Indian J Pharmacol. 2013 Mar-Apr;45(2):191-2. doi: 10.4103/0253-7613.108319.
Tenofovir was introduced as a second line drug for the treatment of human immunodeficiency virus (HIV) infection in India in December 2009. Although rare, renal toxicity is a recognized adverse drug reaction (ADR) of this drug, especially when administered with boosted lopinavir-ritonavir. In this case, an HIV positive patient receiving tenofovir based antiretroviral therapy (ART) for last 1 year developed albuminuria, glycosuria and hypophosphatemia. Renal function tests and random blood sugar were within normal limits. He was diagnosed as a case of tenofovir induced Fanconi syndrome. Tenofovir was discontinued and patient was prescribed an alternate regimen. Five months later clinical symptoms and renal functions returned to normal. A pharmacokinetic interaction between tenofovir and ritonavir may have resulted in the toxicity. A periodic monitoring of renal functions is desirable in patients on tenofovir based ART.
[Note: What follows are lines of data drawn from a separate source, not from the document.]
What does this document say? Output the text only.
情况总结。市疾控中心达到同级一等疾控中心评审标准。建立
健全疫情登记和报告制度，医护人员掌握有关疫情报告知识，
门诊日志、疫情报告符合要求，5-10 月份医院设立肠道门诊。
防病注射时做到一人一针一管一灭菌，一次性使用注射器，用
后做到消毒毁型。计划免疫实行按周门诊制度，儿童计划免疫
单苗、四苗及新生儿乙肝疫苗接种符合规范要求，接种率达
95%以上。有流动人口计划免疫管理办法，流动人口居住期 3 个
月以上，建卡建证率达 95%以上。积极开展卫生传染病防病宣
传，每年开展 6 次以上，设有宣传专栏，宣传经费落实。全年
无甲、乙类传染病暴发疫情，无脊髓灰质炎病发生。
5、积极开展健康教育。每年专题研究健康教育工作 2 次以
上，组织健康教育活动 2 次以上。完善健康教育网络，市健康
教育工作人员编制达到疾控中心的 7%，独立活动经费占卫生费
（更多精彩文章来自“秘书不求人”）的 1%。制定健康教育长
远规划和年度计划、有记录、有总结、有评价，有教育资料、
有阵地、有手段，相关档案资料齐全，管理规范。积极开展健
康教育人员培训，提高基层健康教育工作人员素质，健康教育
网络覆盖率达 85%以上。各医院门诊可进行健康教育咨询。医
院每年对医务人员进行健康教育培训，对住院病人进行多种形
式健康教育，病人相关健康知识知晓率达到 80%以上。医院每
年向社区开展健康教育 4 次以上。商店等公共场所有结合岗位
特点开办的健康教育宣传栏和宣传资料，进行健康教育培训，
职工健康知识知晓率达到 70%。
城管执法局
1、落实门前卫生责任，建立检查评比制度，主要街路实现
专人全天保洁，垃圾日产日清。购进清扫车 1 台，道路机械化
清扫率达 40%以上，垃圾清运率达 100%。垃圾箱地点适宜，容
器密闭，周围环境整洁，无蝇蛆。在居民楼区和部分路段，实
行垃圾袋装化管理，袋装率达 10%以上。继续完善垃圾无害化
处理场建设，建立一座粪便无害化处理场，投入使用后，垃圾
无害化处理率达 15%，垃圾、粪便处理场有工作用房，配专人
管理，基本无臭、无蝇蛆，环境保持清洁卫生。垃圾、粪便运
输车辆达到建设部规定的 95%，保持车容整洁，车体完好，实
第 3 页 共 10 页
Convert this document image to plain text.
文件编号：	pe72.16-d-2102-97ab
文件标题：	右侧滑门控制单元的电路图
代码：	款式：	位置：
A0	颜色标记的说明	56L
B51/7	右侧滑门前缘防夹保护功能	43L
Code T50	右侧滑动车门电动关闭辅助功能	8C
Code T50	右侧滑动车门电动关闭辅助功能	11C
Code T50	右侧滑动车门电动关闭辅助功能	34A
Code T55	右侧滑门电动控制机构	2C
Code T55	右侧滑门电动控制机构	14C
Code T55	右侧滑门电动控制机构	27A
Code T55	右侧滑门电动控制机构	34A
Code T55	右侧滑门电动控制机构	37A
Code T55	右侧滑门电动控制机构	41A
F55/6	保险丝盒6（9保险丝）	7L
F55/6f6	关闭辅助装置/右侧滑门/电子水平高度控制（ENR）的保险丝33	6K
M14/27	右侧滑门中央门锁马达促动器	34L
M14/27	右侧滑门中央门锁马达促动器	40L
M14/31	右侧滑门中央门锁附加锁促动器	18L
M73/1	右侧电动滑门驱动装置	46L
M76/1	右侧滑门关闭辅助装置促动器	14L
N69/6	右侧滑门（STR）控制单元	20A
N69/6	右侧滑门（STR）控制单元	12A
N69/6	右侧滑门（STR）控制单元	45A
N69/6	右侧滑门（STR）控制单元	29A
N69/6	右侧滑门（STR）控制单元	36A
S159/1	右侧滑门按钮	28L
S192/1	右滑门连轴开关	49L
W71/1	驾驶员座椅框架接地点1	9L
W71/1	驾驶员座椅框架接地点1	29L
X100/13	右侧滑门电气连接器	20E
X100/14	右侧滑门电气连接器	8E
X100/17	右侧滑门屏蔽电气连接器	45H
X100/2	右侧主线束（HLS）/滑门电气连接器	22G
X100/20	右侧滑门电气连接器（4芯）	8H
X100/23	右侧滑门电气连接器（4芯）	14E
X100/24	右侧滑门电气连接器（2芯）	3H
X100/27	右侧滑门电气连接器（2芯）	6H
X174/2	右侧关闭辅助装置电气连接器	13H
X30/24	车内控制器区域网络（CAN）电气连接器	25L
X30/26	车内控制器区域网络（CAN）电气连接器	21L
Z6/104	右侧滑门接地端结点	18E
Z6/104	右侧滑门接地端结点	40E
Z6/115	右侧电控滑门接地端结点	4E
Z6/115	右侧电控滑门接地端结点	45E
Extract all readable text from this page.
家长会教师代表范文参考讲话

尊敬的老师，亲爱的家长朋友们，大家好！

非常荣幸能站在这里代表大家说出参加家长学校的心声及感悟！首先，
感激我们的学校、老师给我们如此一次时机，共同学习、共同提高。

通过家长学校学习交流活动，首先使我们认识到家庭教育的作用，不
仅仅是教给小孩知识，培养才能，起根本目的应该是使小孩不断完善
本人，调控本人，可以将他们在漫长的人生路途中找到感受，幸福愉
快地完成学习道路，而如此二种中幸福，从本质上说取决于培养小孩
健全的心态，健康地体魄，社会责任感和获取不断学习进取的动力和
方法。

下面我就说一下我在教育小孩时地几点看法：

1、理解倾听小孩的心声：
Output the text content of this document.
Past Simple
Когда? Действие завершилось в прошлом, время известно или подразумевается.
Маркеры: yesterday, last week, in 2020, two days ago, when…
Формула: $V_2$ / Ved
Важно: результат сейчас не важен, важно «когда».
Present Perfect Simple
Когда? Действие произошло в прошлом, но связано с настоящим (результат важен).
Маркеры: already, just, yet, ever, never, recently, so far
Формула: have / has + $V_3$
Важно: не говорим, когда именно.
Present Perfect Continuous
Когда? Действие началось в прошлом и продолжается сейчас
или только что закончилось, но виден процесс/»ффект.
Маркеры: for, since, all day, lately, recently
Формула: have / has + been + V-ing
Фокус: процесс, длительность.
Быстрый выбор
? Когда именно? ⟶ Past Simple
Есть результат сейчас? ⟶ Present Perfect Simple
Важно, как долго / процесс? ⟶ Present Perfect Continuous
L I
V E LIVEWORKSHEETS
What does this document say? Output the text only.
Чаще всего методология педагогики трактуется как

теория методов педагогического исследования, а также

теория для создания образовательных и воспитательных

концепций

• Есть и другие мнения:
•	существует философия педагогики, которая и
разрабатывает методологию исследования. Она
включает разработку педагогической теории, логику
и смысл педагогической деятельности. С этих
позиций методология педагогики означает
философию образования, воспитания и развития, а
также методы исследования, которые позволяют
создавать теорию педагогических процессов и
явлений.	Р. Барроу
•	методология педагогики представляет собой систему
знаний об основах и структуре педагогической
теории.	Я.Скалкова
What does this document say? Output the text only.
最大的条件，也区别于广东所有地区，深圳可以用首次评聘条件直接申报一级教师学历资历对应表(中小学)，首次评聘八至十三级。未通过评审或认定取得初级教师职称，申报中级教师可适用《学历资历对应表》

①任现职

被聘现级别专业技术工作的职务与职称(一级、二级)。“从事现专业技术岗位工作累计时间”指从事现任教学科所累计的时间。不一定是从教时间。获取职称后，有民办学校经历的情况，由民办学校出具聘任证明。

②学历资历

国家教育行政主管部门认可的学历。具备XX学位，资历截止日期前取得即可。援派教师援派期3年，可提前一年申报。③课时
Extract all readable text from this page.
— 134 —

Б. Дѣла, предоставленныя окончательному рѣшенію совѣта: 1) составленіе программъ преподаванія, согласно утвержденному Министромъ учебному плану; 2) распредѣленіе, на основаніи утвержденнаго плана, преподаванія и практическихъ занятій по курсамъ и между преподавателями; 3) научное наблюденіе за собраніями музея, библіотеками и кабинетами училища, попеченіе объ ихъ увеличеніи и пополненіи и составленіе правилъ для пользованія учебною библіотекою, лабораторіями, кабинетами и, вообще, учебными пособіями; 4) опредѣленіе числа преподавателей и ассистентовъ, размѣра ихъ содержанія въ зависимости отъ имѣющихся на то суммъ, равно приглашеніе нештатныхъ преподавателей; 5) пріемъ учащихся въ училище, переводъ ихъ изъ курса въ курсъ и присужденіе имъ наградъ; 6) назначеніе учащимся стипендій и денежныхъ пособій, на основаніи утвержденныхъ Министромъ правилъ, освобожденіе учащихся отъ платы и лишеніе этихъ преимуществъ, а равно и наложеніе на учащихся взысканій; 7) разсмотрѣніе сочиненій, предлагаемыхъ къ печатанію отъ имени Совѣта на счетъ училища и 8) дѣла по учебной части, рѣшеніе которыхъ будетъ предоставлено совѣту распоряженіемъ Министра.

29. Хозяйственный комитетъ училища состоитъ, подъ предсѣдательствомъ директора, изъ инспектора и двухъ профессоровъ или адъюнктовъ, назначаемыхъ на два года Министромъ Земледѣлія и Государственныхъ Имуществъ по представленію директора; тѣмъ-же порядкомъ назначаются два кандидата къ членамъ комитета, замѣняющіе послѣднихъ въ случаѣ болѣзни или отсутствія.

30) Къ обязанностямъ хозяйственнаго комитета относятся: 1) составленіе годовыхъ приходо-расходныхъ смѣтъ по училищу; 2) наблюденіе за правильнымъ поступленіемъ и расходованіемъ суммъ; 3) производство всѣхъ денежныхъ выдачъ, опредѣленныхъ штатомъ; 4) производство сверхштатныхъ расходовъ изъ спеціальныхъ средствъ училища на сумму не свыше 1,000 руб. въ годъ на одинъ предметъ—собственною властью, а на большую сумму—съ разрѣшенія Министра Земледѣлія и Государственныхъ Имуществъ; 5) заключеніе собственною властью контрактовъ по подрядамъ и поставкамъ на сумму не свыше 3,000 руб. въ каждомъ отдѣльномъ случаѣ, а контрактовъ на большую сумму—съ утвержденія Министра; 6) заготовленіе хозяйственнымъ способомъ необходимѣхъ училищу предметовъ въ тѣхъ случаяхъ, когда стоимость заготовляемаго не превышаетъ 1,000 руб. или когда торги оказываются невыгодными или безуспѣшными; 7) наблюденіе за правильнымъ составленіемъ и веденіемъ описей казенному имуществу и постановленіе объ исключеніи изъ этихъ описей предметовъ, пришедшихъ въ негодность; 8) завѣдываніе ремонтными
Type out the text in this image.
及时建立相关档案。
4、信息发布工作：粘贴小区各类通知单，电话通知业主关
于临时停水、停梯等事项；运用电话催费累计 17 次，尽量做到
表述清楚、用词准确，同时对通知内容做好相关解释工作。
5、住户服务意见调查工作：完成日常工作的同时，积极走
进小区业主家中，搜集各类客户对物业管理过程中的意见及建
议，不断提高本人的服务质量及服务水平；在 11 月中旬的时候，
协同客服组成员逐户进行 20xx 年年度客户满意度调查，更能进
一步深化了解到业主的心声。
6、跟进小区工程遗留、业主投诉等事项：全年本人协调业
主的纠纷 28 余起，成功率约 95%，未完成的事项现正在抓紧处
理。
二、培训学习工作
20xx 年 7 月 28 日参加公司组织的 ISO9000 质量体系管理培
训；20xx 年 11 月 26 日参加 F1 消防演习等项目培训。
替诺福韦于 2009 年 12 月在印度被引入作为治疗人类免疫缺陷病毒(HIV)感染的二线药物。虽然罕见,但肾毒性是该药物公认的药物不良反应(ADR),尤其是与利托那韦增强洛匹那韦联合使用时。在本例中,一名接受替诺福韦为基础的抗逆转录病毒治疗(ART)已有 1 年的 HIV 阳性患者出现了蛋白尿、糖尿和低磷血症。肾功能检查和随机血糖均在正常范围内。他被诊断为替诺福韦诱导的范可尼综合征。停用了替诺福韦,并为患者开了替代方案。五个月后,临床症状和肾功能恢复正常。替诺福韦和利托那韦之间可能存在药代动力学相互作用,导致了这种毒性。在接受替诺福韦为基础的 ART 治疗的患者中,有必要定期监测肾功能。